Deadly superbugs pose greater threat than previously estimated
Drug-resistant germs and related infections sicken about 3 million people and kill about 48,000 every year in the United States, according to a new report from the Centers for Disease Control and Prevention. The new estimates show that previous figures missed about half of the illnesses and deaths.
That means, on average, someone in the United States gets an antibiotic-resistant infection about every 10 seconds and someone dies about every 11 minutes.
The long-awaited report, released Wednesday, establishes a new national baseline of infections and deaths from bacteria and fungi that have developed the ability to defeat drugs designed to kill them. Scientists, doctors and public health officials have increasingly warned that antibiotic resistance is one of the gravest public health threats of our time.
The new numbers, though still conservative, underscore the magnitude of the problem and will help prioritize resources to address the most pressing threats, infectious disease experts said. These germs spread through people, animals and the environment.
The report details the toll that 18 pathogens are taking on humans, ranking the threat of each as “urgent,” “serious,” or “concerning.”
Five germs account for the most urgent threats. Three are long-recognized dangers: Clostridioides difficile (C. diff.), drug-resistant gonorrhea, and Carbapenem-resistant Enterobacteriaceae (CRE), also known as “nightmare bacteria” because they pose a triple threat. They are resistant to all or nearly all antibiotics; they kill up to half of patients who get bloodstream infections from them; and the bacteria can transfer their antibiotic resistance to other related bacteria, potentially making the other bacteria untreatable.
Two new ones were added to the urgent category since the CDC’s first report in 2013: a deadly superbug yeast that has alarmed health officials around the world and a family of bacteria that has developed resistance to nearly all antibiotics.
For the first time, the CDC also added a new category to the ones used to classify the 18 pathogens: a watch list of three germs that officials are monitoring because they have the potential to spread resistance widely or are not well-understood in the United States.
Prevention partly successful
Prevention efforts in recent years have reduced the number of infections and deaths in some health-care settings, CDC officials said. Superbug deaths in hospitals decreased by nearly 30% from 2012 to 2017.
But the report cites two worrisome trends: the increasing numbers of resistant infections in the community, including highly drug-resistant gonorrhea, and the growing ability of drug-resistant microbes to share their dangerous resistance genes with other kinds of bacteria, making those other germs untreatable as well.
Antibiotic resistance is particularly deadly for patients in hospitals and nursing homes, and for those with weak immune systems. But these hard-to-treat infections now threaten people undergoing common modern surgeries and therapies, such as knee replacements, organ transplants and cancer treatments.
Helen Boucher, chief of infectious diseases at Tufts University Medical Center, cares for many transplant patients who are vulnerable to these infections.
“But we also see people from everyday life, who are young and otherwise healthy, who get a MRSA infection on their skin,” she said, referring to methicillin-resistant Staphylococcus aureus, which the CDC lists as a serious threat.
If a young and otherwise healthy woman gets a urinary tract infection from another type of bacteria listed as a serious threat, ESBL-enterobacteriaceae, “all we can offer is an intravenous antibiotic for 10 to 14 days” because clinicians no longer have other effective treatments, Boucher said. The intravenous antibiotic can be administered at home. But it requires a catheter to be inserted into a vein, a procedure that also poses an infection risk, she said.

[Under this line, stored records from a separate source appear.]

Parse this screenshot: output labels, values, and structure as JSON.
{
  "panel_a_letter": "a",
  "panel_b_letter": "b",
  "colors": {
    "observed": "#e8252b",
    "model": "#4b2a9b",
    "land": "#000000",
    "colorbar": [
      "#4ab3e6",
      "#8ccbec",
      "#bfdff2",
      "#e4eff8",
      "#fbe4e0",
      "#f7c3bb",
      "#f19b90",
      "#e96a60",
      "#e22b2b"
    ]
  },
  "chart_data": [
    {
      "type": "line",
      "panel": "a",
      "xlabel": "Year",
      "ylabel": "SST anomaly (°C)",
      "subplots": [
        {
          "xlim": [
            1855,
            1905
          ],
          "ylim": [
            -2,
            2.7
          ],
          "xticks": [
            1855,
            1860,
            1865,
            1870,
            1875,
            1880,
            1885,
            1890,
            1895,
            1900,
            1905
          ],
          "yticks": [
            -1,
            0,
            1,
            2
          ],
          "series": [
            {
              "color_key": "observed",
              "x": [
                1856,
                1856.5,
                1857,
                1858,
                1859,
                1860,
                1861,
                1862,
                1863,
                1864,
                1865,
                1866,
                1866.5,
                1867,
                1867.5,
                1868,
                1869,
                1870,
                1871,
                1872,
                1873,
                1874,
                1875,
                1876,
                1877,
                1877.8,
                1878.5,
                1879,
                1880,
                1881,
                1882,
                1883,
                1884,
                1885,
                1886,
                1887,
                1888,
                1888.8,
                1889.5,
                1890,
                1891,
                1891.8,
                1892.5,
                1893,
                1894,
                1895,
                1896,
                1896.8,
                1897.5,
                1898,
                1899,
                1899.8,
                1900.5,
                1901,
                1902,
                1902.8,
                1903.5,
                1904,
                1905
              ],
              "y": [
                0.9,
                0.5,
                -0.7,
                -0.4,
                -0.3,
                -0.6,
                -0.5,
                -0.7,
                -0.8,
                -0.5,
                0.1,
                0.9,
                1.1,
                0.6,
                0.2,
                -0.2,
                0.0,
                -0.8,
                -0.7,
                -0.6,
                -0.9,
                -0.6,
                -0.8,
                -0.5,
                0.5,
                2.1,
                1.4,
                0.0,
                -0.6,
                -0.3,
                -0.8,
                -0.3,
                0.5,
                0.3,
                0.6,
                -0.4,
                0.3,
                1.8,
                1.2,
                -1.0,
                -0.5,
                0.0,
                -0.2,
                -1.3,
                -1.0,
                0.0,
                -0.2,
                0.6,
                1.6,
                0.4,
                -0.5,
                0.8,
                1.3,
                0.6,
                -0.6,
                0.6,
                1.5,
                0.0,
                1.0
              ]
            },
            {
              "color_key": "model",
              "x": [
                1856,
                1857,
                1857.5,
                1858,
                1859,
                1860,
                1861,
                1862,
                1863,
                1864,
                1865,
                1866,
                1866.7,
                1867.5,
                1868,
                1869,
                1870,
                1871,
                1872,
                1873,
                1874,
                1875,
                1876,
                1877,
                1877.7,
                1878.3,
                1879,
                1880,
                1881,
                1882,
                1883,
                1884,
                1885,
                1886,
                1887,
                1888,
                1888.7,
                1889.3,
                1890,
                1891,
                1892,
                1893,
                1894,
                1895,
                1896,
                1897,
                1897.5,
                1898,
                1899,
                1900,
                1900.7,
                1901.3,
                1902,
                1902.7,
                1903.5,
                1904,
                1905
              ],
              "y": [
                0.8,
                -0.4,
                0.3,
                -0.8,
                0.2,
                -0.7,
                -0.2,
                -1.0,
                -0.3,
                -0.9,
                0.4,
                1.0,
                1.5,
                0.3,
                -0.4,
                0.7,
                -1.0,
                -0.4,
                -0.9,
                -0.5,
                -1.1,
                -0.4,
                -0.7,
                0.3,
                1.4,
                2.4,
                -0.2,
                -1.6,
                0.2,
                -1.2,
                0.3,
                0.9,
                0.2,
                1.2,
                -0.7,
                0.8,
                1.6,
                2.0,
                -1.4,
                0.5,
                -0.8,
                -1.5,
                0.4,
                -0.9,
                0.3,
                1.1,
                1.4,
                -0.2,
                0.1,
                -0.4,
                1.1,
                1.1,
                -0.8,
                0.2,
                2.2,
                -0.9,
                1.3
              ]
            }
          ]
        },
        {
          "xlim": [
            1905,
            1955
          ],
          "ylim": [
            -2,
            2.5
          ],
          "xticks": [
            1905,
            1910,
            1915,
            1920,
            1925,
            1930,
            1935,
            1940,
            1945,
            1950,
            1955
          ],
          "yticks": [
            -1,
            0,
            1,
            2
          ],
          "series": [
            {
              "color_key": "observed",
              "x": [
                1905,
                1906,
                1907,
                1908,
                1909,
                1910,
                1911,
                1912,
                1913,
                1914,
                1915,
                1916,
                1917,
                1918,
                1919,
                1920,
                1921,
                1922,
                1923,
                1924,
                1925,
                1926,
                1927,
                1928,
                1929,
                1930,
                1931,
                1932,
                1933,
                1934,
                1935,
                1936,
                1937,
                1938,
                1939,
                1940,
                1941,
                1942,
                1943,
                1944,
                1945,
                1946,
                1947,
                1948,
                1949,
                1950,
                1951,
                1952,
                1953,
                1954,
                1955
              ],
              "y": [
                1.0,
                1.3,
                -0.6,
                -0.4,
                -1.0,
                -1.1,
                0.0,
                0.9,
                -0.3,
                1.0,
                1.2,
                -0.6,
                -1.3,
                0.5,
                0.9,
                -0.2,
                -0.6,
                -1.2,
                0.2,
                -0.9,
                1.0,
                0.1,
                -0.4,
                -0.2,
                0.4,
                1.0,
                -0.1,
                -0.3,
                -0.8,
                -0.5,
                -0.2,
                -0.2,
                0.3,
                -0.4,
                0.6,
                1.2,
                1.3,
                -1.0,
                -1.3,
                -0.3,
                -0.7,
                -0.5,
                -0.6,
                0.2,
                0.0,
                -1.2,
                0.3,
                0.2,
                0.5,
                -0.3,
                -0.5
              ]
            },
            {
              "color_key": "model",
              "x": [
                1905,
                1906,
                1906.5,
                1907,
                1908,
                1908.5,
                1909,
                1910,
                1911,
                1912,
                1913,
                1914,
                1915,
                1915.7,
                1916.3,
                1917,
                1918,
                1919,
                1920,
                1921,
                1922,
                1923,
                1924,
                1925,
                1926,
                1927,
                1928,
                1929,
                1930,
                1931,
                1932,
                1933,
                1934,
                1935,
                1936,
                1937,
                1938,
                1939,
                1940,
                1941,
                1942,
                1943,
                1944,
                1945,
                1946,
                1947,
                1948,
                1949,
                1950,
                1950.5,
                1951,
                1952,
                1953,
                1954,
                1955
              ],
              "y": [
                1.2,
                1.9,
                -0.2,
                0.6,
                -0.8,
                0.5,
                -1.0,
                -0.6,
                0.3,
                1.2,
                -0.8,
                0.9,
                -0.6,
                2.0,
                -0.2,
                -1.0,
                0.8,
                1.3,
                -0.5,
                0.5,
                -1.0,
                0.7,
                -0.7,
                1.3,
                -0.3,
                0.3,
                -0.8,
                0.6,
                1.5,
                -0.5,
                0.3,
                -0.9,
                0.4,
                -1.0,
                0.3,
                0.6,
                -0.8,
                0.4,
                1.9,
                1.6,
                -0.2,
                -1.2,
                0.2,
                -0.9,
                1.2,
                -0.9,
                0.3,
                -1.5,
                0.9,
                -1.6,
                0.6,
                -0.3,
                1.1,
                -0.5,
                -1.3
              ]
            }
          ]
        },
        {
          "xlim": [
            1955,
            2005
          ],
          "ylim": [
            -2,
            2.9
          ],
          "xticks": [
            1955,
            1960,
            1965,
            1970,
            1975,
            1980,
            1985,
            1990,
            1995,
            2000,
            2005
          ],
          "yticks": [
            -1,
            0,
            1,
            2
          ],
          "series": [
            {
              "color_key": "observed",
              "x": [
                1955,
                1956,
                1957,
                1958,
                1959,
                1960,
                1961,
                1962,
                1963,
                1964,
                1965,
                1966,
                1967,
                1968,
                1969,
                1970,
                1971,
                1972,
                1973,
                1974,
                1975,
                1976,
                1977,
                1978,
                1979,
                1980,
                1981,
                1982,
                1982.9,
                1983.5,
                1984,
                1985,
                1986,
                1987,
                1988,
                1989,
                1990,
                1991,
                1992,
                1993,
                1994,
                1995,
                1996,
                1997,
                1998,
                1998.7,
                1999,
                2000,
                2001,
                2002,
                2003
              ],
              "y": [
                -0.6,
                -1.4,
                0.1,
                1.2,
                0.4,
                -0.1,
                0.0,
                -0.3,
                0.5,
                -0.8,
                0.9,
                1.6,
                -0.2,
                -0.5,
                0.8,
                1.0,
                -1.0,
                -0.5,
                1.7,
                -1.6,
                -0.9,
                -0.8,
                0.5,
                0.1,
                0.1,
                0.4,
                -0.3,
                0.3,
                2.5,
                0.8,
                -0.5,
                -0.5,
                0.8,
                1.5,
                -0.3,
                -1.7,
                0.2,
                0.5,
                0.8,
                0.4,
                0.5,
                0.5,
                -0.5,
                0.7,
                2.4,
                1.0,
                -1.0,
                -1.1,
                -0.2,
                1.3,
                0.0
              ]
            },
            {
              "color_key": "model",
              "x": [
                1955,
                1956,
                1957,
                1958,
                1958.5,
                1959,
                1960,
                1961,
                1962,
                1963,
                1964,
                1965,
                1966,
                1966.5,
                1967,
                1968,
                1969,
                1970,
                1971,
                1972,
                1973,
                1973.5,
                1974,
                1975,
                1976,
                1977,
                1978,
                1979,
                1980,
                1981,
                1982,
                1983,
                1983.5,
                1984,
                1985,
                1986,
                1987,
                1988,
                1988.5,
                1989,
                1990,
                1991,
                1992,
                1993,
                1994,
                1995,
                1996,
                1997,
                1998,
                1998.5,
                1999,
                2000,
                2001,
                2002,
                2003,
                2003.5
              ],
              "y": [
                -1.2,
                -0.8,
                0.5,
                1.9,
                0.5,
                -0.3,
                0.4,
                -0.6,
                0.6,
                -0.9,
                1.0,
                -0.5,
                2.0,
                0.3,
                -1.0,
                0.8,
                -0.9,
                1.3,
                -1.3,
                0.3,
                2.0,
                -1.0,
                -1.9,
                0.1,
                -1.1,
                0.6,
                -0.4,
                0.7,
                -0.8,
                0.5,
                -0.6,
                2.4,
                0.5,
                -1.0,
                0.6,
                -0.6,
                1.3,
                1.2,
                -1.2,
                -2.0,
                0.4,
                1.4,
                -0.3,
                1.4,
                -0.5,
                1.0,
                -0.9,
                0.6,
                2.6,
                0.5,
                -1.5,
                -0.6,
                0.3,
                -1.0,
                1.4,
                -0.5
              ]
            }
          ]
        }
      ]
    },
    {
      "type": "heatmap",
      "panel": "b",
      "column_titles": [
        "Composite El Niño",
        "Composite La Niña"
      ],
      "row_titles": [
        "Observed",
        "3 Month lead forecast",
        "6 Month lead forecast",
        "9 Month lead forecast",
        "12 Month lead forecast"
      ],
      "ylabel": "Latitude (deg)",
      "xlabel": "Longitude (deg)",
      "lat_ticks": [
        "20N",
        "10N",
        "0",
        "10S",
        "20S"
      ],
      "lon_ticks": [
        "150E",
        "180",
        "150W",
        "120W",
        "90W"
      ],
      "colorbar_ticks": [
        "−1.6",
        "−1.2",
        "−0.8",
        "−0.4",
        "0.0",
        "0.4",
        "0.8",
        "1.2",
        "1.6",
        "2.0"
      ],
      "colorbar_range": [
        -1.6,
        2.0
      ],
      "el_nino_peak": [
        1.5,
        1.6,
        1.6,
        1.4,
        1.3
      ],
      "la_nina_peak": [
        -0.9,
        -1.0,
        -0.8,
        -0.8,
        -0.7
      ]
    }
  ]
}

“We want to have diagnostic tools and medical treatments for problems we know we’re going to have,” she said. “But we also need to prepare for the kind of resistance that we could never predict. We know from history that bacteria and mother nature are smarter than we are.”
Resistant bugs
The CDC report estimates that bacterial and fungal infections that are directly resistant to the drugs that once controlled them cause more than 2.8 million infections and 35,000 deaths each year. Another bacterium closely linked to antibiotic use is C. diff., which can thrive when antibiotics kill beneficial bacteria in the digestive system that normally keep it under control, and then can cause deadly diarrhea. When the C. diff illnesses and deaths are added, the annual U.S. toll of all these pathogens is more than 3 million infections and 48,000 deaths.